Let me illustrate this algorithm by using Workflow Modeling Language:
In addition, we created a gif for better visualization:
What is the origin of this idea?
The basic idea originate from the field of process mining. In process mining one uses mining algorithms in order to reproduce process models from logs. These logs were extracted from running business processes. During this stage of discovery one has also to deal with the topic of wrong or incorrect data called “noise”. Therefor researchers using techniques like genetic and heuristic mining algorithms. But that’s enough right here. More about the topic of process mining could be found right here. We developed a similar algorithm by adapting the target group and the different data setup and what we are doing now is mining the decision process of every user. These decision process are illustrated as workflow net or as decision node.

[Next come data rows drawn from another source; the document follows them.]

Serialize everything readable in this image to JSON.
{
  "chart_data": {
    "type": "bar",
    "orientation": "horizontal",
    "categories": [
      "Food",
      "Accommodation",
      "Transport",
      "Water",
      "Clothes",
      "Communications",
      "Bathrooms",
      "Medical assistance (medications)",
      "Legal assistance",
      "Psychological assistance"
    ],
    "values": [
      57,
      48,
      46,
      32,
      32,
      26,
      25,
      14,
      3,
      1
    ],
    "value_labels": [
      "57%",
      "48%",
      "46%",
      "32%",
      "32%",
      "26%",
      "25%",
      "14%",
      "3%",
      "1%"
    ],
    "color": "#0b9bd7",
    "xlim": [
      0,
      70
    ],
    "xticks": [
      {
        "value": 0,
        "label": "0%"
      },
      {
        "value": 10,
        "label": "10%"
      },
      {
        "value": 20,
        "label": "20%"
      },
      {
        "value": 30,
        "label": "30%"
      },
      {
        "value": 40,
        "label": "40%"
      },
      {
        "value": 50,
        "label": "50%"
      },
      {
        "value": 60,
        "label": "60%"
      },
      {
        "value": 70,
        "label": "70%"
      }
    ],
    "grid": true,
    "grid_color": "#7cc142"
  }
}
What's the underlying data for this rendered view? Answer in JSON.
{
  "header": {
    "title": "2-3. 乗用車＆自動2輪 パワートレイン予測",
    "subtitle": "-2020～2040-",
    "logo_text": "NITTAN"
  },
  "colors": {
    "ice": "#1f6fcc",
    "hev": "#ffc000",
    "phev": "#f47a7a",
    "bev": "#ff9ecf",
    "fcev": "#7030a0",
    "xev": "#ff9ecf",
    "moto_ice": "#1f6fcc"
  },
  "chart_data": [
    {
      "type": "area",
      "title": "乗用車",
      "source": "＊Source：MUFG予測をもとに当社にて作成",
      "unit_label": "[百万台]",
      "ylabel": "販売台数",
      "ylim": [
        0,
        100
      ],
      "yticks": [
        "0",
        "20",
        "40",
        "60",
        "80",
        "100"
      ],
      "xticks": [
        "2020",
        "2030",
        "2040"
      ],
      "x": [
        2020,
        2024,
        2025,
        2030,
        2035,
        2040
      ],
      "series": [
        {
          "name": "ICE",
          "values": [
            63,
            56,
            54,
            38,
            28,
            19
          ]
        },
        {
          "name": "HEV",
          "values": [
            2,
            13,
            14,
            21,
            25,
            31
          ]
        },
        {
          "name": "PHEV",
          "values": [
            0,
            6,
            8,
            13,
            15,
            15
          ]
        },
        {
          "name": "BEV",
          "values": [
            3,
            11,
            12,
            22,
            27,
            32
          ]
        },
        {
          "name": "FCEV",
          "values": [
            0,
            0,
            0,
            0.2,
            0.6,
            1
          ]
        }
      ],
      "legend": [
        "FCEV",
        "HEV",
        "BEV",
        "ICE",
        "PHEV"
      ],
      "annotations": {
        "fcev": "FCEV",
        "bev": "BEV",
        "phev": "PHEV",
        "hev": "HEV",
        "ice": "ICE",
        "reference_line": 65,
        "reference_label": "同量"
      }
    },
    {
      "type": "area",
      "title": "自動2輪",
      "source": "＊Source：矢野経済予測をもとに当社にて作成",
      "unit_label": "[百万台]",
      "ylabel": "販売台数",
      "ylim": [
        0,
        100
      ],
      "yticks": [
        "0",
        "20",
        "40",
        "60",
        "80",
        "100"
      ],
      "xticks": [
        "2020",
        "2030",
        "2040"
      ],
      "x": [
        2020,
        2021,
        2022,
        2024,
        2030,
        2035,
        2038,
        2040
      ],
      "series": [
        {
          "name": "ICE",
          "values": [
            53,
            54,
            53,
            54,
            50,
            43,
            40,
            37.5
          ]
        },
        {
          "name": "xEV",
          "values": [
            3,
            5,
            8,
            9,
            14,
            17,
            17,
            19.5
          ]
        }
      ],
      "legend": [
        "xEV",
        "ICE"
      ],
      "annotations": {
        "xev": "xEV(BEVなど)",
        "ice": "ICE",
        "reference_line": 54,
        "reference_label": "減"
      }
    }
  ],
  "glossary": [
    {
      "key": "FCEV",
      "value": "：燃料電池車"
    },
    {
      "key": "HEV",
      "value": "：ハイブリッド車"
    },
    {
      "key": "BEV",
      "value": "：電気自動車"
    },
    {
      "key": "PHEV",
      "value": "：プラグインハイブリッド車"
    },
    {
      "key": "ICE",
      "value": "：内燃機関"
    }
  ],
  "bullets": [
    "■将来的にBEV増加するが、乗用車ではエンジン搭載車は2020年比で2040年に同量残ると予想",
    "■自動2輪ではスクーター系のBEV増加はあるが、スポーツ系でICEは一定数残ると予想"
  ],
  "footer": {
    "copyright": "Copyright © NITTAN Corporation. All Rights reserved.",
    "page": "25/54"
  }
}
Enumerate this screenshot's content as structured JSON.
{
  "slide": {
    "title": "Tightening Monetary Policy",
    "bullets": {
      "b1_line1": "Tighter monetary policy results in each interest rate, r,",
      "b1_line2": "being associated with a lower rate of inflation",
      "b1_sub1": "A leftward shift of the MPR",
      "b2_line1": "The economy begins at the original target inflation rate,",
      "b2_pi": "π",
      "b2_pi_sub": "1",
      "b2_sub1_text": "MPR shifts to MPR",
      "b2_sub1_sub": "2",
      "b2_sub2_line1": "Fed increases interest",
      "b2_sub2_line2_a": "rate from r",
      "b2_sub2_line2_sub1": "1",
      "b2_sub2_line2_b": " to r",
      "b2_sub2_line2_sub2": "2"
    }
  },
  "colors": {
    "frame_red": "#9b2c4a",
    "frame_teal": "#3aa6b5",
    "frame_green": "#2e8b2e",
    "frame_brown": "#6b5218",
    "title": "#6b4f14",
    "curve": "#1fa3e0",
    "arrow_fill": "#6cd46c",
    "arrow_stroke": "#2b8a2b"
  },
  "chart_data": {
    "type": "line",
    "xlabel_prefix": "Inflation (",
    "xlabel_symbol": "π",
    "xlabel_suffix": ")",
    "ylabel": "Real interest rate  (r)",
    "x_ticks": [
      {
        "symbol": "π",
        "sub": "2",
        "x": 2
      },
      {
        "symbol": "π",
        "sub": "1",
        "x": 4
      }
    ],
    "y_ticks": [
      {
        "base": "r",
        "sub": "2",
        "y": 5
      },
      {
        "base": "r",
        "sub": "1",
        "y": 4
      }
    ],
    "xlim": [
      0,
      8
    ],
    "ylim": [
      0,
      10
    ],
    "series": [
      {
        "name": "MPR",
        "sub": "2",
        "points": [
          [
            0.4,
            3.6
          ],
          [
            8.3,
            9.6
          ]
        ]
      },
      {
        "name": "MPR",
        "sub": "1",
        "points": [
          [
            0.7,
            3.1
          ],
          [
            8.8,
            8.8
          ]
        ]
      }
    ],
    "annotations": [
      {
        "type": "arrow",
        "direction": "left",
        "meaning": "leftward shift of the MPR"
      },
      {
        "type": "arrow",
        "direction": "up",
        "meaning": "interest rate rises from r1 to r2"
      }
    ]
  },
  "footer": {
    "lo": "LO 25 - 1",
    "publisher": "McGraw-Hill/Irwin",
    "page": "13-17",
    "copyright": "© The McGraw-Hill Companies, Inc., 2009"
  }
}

And by comparing abstracts of these decision graphs we are able to find congruent behavioral patterns.
With the first prototype we are able to generate a click rate of 5-6% but the algorithm’s performance is more than bad. In order to accomplish 10 requests / second we need 32 GB RAM & 20 Ghz for our in memory database and calculations. This goes back to the point that we generate for every user request its entire decision way but only need the next possible decision gate. Further our systems currently learns from every request, because almost all decision ways are unique. Therefor the learning part was more than exponential. With the current state we have more than 100.000 unique decisions ways for as target group. In addition to increase the performance we have to optimize some of these factors.
We will continue on optimizing this algorithm in order to access the mark of 7% .
A big thanks to our partners who provide us real data for testing purposes.
UPDATE: During the last month we were already able to increase our result set by 1% up to the benchmark of 6.5%. This goes back to the usage of linked list instead of vectors.